There is also the question whether or not ‘violence’, intrinsic to legislative trends criminalising mother-to-child HIV transmission, should prominently feature in debate and discourse at the intersection of women’s rights, violence, and HIV?

How do we advance and understand violence against women as a right to health issue; and the violence faced by HIV positive women as a women’s rights priority? What do we learn by focusing on sexual violence; and how do we understand the role of research in the design of policies and programmes meant to reduce women’s risks and vulnerabilities?

Where are the opportunities for partnering with men to advance gender equity and women’s empowerment, and in so doing to address gender-based violence at its cause?

What traction do we gather by limiting our views? How do we stand back to look at the ‘messy’ web of issues that, at their root cause, all interrelate and intersect – whether it be the violence faced by lesbian women in South Africa, or the use of ‘rape as a weapon of war’, or the violence HIV positive women face and fear, when disclosing their status?
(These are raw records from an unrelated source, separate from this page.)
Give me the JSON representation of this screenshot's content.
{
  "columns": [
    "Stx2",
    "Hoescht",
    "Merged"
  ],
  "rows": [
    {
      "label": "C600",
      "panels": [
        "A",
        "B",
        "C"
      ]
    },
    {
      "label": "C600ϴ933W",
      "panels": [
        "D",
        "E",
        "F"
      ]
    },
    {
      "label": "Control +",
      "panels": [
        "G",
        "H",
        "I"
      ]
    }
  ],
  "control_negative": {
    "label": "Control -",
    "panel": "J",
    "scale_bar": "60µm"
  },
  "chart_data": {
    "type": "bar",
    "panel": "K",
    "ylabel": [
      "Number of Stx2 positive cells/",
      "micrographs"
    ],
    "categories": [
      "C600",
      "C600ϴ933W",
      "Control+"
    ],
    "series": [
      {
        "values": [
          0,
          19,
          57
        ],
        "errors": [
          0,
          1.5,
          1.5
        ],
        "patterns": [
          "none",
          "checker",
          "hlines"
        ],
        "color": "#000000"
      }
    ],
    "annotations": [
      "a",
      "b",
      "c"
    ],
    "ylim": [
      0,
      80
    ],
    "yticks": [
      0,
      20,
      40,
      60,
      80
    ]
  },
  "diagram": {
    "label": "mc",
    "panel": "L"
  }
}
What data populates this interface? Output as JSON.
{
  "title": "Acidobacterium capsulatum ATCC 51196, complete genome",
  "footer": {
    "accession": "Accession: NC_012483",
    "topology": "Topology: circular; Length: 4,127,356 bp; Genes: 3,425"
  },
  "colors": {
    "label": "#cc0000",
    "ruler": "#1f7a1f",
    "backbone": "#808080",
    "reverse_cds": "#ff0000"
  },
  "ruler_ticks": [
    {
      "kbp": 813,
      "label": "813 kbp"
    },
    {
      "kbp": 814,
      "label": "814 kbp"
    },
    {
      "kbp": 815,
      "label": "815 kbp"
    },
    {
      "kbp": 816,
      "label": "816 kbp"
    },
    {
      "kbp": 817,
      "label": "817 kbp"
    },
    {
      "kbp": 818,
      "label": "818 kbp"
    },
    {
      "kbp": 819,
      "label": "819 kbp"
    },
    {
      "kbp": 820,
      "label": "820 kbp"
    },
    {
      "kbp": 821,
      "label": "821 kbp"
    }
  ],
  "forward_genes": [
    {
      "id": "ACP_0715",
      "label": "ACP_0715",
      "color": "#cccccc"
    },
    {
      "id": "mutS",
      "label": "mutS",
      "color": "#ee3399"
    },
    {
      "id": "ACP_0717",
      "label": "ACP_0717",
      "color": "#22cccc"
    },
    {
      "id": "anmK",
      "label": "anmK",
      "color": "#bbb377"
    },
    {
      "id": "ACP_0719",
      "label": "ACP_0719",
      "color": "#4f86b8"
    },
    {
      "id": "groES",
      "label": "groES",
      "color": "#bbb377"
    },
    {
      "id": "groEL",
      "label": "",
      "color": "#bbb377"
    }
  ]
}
And, there also seems to be the ‘over-arching’ question of how do we maintain and advance, as well as reflect in policies and programmes, an understanding of sexuality and sexual rights that is indeed ‘empowering’ and freely enjoyable for all individuals, irrespective of their sex, gender, sexual orientation and/or HIV status?

And so, we enter the SVRI Forum 2009 seeking insights into how to engage with, and find answers to these questions; and how to find ‘cross roads’, where rigorous research, academic analysis, forward looking policy, robust service delivery, and community activism can meet – and collectively identify ways of ‘Moving Forward’; Mujeres Adelante.